APAC pharma sector comes off age in 2014

As 2014 winds down, from the Asian perspective, it has been a significant year on two counts. First, the aura that surrounded the operations of multinational pharma companies (MNCs) as one of being reproach has been dimmed during the year. Two, a set of home-grown pharma companies in the region have demonstrated that they are rightful partners in the global pharma sweepstakes.

Let me take up the first issue. For long, visiting MNC pharma executives used to talk down to their Asian counterparts during interactions. The message always was that back home their regulators were very stringent and hence ethical business practices were a way of life for them. The implied message was that weak regulatory regimes allowed Asian pharma companies to get away with a lot of practices frowned upon back home and that, somehow, gave undue advantage to local organizations. 
Regulators in China and Japan have effectively broken the myth about MNCs being paragons of virtue in their business practices. Three examples suffice. Chinese government fined GSK a record (by Asian standards) $489 million in early 2014 for the company's many fraudulent sales practices that bribed local doctors and administrators. Johnson & Johnson too received a $3 million fine for some of its illegal trade practices. And Japan pulled up Novartis for submitting highly manipulated clinical trial data for its top selling drug Diovan.

The trend so far has been that either due to ignorance or lack of resources and expertise, Asia's drug regulators winked at such MNC practices. Also, governments did not want to jeopardize foreign investments by antagonizing these powerful MNCs. Looks like the worm has finally turned. The "easy" regulatory regime in Asia was further highlighted by the absence of a crackdown on local pharma companies. Asian pharma companies are routinely pulled up by regulators in the western countries on various counts and local government agencies just looked the other way and overlooked the interests of local consumers of medical products. 
Now it is clear that the sanctimonious approach of MNCs towards local companies has been proved to be just humbug and they are as good or as bad as any organization in Asia and will take their chances with questionable acts. The halo certainly dimmed for MNCs in 2014.
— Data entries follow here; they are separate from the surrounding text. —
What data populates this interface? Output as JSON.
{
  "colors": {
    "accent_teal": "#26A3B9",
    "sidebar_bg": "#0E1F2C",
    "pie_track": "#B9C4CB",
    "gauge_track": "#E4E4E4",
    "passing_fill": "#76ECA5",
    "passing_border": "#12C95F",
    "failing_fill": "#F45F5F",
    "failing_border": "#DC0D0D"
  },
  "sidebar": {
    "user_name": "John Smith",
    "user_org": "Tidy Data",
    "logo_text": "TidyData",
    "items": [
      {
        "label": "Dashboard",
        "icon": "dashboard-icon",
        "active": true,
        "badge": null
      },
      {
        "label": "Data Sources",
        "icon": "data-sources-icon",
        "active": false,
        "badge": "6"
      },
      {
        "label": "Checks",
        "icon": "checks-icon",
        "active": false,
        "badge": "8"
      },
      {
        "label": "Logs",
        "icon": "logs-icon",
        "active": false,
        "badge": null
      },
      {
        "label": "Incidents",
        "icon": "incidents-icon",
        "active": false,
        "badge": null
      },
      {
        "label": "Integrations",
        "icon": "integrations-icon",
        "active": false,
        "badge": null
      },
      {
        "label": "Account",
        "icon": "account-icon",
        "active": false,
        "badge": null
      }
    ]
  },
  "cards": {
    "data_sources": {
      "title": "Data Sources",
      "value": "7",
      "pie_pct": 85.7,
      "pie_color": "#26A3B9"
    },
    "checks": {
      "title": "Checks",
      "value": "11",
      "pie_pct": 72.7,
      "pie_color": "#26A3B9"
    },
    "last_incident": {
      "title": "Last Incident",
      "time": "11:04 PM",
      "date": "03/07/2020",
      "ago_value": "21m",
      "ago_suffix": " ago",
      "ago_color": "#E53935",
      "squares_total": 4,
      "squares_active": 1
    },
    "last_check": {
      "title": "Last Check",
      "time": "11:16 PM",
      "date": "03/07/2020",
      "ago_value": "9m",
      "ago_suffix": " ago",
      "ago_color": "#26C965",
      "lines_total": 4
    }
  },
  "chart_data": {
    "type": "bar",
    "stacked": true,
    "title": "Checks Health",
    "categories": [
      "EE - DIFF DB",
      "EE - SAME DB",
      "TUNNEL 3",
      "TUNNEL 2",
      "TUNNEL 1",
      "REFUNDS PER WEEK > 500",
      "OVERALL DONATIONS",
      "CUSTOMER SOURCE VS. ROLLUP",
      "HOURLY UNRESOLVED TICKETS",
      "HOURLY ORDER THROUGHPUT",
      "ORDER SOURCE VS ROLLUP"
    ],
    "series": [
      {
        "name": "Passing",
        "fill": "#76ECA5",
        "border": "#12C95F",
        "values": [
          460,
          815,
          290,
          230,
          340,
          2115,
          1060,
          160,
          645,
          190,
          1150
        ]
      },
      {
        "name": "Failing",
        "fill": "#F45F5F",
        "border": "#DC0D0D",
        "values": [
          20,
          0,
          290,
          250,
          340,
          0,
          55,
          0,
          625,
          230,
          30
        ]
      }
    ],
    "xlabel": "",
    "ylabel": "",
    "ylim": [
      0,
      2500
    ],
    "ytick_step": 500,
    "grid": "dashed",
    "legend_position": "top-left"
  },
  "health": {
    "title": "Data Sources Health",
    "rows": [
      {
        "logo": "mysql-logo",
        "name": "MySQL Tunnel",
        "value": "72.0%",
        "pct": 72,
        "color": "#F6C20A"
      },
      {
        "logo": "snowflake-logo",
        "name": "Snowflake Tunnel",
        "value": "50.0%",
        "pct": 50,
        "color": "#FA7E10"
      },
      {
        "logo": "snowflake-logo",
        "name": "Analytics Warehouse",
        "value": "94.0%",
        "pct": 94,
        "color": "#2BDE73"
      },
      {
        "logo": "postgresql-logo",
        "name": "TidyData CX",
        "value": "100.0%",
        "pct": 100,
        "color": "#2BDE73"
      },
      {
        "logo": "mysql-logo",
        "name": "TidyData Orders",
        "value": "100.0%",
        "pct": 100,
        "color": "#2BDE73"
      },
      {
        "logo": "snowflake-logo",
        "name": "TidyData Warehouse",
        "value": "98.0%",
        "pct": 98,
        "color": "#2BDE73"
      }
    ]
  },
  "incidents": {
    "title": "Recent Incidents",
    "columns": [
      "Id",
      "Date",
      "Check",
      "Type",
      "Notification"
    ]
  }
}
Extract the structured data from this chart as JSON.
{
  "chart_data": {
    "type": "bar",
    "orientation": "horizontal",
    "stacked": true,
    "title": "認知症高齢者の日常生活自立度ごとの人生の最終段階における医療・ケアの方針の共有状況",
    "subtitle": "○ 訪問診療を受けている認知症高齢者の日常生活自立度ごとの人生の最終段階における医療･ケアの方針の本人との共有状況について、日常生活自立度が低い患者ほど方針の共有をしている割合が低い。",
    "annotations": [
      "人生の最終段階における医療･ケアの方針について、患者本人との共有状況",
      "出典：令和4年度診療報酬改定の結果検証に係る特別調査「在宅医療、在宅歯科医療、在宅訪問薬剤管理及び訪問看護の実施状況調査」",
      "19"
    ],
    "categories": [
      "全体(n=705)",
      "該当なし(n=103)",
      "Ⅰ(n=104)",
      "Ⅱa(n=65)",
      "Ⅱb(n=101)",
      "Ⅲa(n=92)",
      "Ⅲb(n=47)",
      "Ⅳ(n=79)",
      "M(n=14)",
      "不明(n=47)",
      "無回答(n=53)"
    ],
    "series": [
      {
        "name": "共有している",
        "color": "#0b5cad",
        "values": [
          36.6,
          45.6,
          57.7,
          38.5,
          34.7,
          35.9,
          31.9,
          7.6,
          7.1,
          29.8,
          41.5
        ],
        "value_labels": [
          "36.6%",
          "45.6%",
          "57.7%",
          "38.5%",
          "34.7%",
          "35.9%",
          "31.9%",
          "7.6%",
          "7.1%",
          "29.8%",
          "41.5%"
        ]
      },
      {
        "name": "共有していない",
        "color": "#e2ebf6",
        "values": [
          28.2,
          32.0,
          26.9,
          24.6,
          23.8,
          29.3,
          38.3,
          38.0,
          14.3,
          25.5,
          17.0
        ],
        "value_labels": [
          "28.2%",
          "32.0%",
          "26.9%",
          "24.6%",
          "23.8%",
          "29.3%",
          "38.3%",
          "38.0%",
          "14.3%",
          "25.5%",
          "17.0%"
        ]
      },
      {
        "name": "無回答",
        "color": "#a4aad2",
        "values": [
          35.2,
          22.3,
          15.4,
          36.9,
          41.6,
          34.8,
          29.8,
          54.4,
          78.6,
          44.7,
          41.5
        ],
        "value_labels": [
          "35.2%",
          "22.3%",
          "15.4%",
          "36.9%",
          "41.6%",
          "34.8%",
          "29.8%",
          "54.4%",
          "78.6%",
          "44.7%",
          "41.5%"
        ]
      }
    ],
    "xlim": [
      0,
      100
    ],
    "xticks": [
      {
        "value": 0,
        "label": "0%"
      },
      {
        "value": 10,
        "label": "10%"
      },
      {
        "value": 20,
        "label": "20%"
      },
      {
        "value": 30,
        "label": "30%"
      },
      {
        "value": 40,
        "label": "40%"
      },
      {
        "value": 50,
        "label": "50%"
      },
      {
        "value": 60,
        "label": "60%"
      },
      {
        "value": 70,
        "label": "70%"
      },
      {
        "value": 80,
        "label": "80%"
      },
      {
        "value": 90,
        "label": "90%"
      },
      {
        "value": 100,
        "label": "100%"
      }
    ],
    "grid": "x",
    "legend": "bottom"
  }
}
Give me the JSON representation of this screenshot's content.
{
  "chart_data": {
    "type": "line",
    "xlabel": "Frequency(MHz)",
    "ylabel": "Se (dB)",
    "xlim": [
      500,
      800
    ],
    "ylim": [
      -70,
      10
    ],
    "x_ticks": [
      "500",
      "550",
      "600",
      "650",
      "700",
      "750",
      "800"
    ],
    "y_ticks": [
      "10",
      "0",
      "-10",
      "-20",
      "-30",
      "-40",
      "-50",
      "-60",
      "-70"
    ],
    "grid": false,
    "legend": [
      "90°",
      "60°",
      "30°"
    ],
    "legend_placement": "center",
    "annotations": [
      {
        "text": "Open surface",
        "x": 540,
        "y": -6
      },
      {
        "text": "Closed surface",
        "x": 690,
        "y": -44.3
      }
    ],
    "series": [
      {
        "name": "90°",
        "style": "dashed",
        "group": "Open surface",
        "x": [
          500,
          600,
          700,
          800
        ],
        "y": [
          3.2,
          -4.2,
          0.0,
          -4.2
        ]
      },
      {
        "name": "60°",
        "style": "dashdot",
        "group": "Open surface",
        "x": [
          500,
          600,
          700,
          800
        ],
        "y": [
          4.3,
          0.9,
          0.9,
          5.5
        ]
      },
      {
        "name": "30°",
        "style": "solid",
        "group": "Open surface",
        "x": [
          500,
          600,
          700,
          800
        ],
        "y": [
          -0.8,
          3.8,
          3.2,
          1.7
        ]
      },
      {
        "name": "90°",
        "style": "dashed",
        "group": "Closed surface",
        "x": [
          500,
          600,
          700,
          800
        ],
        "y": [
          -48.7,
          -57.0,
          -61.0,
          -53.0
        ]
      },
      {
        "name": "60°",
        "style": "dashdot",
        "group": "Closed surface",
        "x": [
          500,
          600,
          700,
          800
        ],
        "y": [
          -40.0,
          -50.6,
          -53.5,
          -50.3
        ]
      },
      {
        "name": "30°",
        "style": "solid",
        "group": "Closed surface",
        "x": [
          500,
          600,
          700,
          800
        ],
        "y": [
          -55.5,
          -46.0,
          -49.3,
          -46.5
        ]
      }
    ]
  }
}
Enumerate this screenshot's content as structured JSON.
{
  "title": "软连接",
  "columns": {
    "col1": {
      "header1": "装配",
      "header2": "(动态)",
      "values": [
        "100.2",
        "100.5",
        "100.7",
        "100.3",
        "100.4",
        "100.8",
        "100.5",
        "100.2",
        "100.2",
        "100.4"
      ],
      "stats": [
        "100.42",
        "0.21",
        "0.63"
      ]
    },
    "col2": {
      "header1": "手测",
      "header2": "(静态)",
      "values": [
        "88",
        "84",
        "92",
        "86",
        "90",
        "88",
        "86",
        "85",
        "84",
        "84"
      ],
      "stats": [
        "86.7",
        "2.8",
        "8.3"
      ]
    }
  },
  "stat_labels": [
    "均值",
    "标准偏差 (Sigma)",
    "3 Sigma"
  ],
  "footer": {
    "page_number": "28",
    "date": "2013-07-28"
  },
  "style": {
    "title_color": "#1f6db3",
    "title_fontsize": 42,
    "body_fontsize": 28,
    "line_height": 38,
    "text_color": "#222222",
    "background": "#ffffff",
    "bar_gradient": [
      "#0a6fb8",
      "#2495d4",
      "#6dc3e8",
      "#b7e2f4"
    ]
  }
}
Sovaldi, the $1000 pill to cure hepatitis C infection from Gilead Sciences, is one of the most talked about product of 2014. A 12-week treatment would require a patient to spend $84,000 for a course and is a huge cost even by American standards. No wonder Gilead was subjected to severe criticism on this score in the US and many other nations.

But Gilead did something unthinkable to salvage its otherwise exemplary image. Gilead did not wait for generic companies to file compulsory licensing applications to make Sovaldi in many countries. It just licensed the production of Sovaldi to seven generics manufacturers in India in September, allowed them to decide the prices, and above all sell it in 91 countries where hepatitis C is a major concern. Gilead will just charge a token royalty on the sales. Gilead hopes these Indian companies can spearhead a new wave of pharma sales in the world. Asia has indeed joined the global pharma bandwagon in 2014.